Ce projet de loi vise donc à remédier à l'inconstitutionnalité des dispositions de l'article L. 224-8 du code de l'action sociale et des familles en rétablissant la possibilité d'un recours effectif contre un arrêté d'admission en qualité de pupille de l'État. Il a également pour objet d'apporter des éclaircissements importants quant aux modalités de la procédure d'admission et quant aux personnes jugées capables de s'opposer à l'admission d'un enfant en tant que pupille de l'État. En cela, il cherche à concilier le droit des proches à exercer un recours et l'intérêt même de l'enfant, notamment son droit à une vie familiale et à une situation stable à partir de laquelle il puisse se construire.

La proximité affective est mieux prise en compte dans la définition des personnes ayant qualité pour agir contre l'arrêté d'admission – en dehors des situations où la remise de l'enfant résulte d'une décision judiciaire – et dont la liste n'est pas limitative.
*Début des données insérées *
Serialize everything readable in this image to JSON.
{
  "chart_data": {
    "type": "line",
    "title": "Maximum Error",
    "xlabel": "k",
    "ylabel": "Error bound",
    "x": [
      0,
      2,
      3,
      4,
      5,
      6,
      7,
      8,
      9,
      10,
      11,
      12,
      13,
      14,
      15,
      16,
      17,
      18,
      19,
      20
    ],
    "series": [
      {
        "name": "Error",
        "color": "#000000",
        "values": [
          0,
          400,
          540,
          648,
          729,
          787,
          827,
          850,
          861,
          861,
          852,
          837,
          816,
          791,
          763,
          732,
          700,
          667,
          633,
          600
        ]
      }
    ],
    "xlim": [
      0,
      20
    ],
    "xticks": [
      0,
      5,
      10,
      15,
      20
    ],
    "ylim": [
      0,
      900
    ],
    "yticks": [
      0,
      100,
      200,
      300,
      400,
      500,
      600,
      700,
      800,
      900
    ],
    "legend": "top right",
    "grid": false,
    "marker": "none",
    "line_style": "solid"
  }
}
L'ouverture du recours aux parents de l'enfant, aux membres de la famille de l'enfant, au père de naissance et aux membres de la famille de la mère ou du père de naissance dans la situation d'une naissance sous X, et à toute personne ayant assuré la garde de l'enfant, de droit ou de fait, fait ainsi reposer le lien de proximité avec l'enfant soit sur un lien de parenté, soit sur sa prise en charge. Faciliter l'accès au recours au père de naissance ainsi qu'aux membres de la famille de la mère ou du père de naissance de l'enfant né sous X ou sans filiation déclarée à l'état civil permet de valoriser le droit de ces personnes à reconnaître et à élever l'enfant.
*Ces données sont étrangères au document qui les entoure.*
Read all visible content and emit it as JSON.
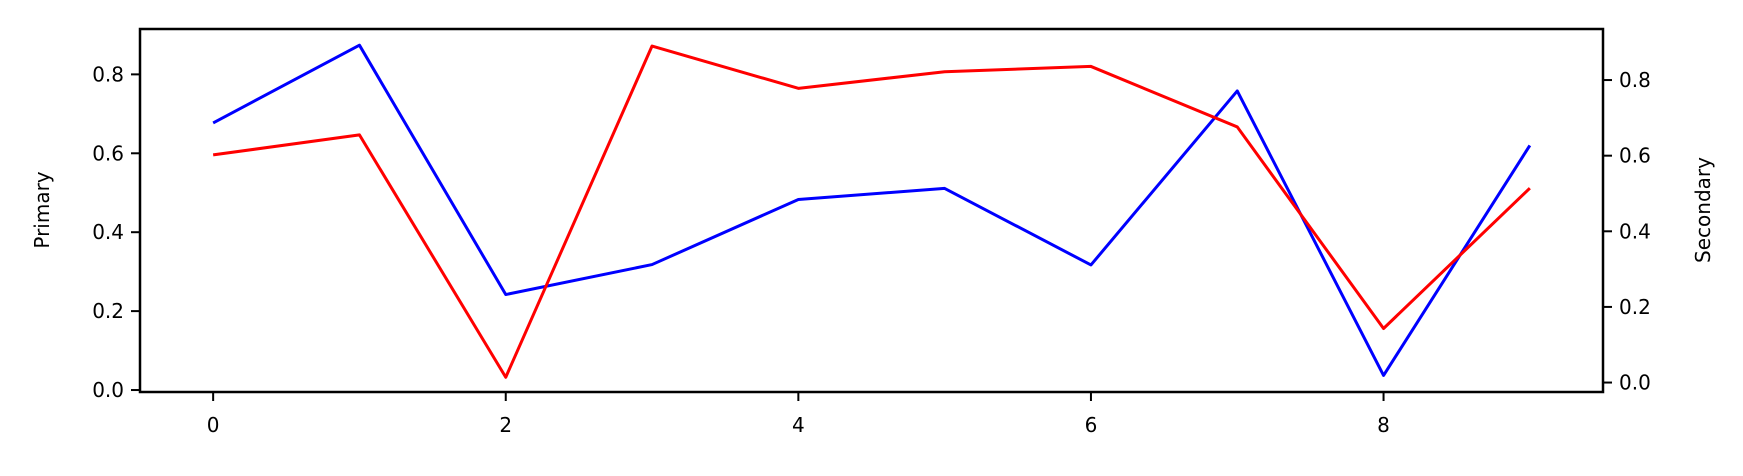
{
  "chart_data": {
    "type": "line",
    "title": "",
    "x": [
      0,
      1,
      2,
      3,
      4,
      5,
      6,
      7,
      8,
      9
    ],
    "xlim": [
      -0.5,
      9.5
    ],
    "x_ticks": [
      0,
      2,
      4,
      6,
      8
    ],
    "ylabel_left": "Primary",
    "ylabel_right": "Secondary",
    "ylim_left": [
      -0.005,
      0.915
    ],
    "ylim_right": [
      -0.025,
      0.935
    ],
    "y_ticks_left": [
      "0.0",
      "0.2",
      "0.4",
      "0.6",
      "0.8"
    ],
    "y_ticks_right": [
      "0.0",
      "0.2",
      "0.4",
      "0.6",
      "0.8"
    ],
    "grid": false,
    "legend": "none",
    "series": [
      {
        "axis": "left",
        "color": "#0000ff",
        "values": [
          0.677,
          0.874,
          0.242,
          0.318,
          0.483,
          0.511,
          0.317,
          0.758,
          0.037,
          0.62
        ]
      },
      {
        "axis": "right",
        "color": "#ff0000",
        "values": [
          0.602,
          0.655,
          0.014,
          0.89,
          0.778,
          0.822,
          0.836,
          0.676,
          0.143,
          0.514
        ]
      }
    ]
  }
}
Ce projet de loi apporte plus de clarté quant à la procédure d'admission de l'enfant en tant que pupille de l'État, ce qui permettra une harmonisation des pratiques aujourd'hui divergentes des conseils généraux et, au-delà du respect formel de la loi, un plus grand respect de l'intérêt de l'enfant. En effet, le respect strict des différentes phases d'admission et des délais de recours pour les admissions autres que celles faisant suite à une décision judiciaire permettra de préserver au mieux le lien de proximité qui peut exister au sein de la famille de l'enfant ou entre ses proches en leur donnant le temps et l'opportunité réelle de revendiquer leur lien avec l'enfant.
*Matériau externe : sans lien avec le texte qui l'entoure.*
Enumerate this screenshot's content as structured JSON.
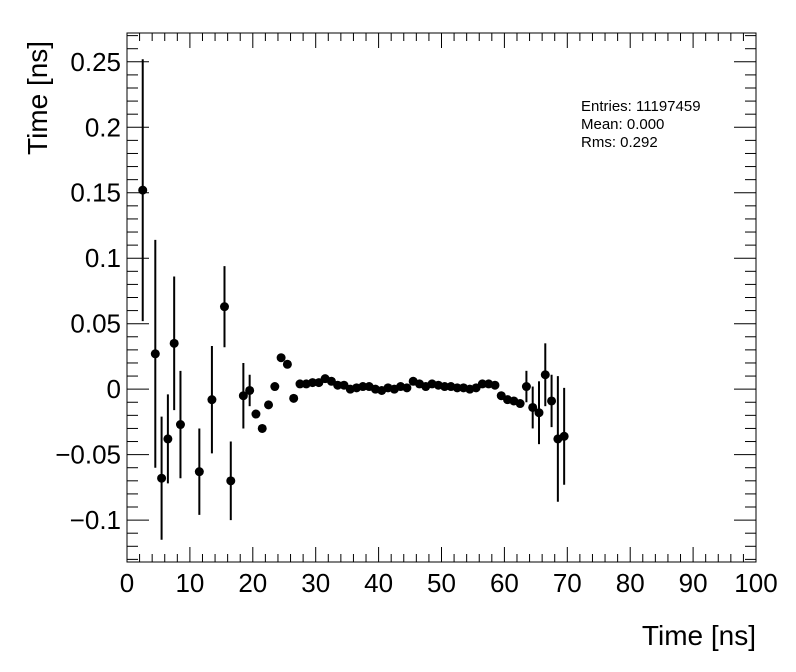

L'instauration d'une obligation de notification de l'arrêté aux seules personnes qualifiées pour émettre un recours et qui auront manifesté un intérêt pour l'enfant auprès du service de l'aide sociale à l'enfance avant la date de prise de l'arrêté – ces personnes étant ainsi connus des services de l'ASE – répond à un tel souci. Il lève ainsi l'inconstitutionnalité prononcée par le Conseil constitutionnel.

La nouvelle législation s'efforce encore de maintenir et de conserver le mieux possible les attaches affectives ou liens de proximité avec l'enfant en supprimant le délai de recours pour les personnes auxquelles l'admission de l'enfant en tant que pupille de l'État n'aurait pas été notifiée, écartant ainsi la menace d'irrecevabilité du recours déposé hors délais.

En définitive, une telle réforme témoigne de la volonté du législateur de renforcer la protection des enfants admis en tant que pupilles de l'État en leur apportant plus de sécurité juridique. Cette nouvelle loi permettra de clarifier la procédure d'admission, sans impact financier, et de créer les meilleures conditions possibles pour que cette situation instable et parfois difficilement vécue par l'enfant soit résolue avec humanité et le plus rapidement possible dans l'intérêt même de ce dernier.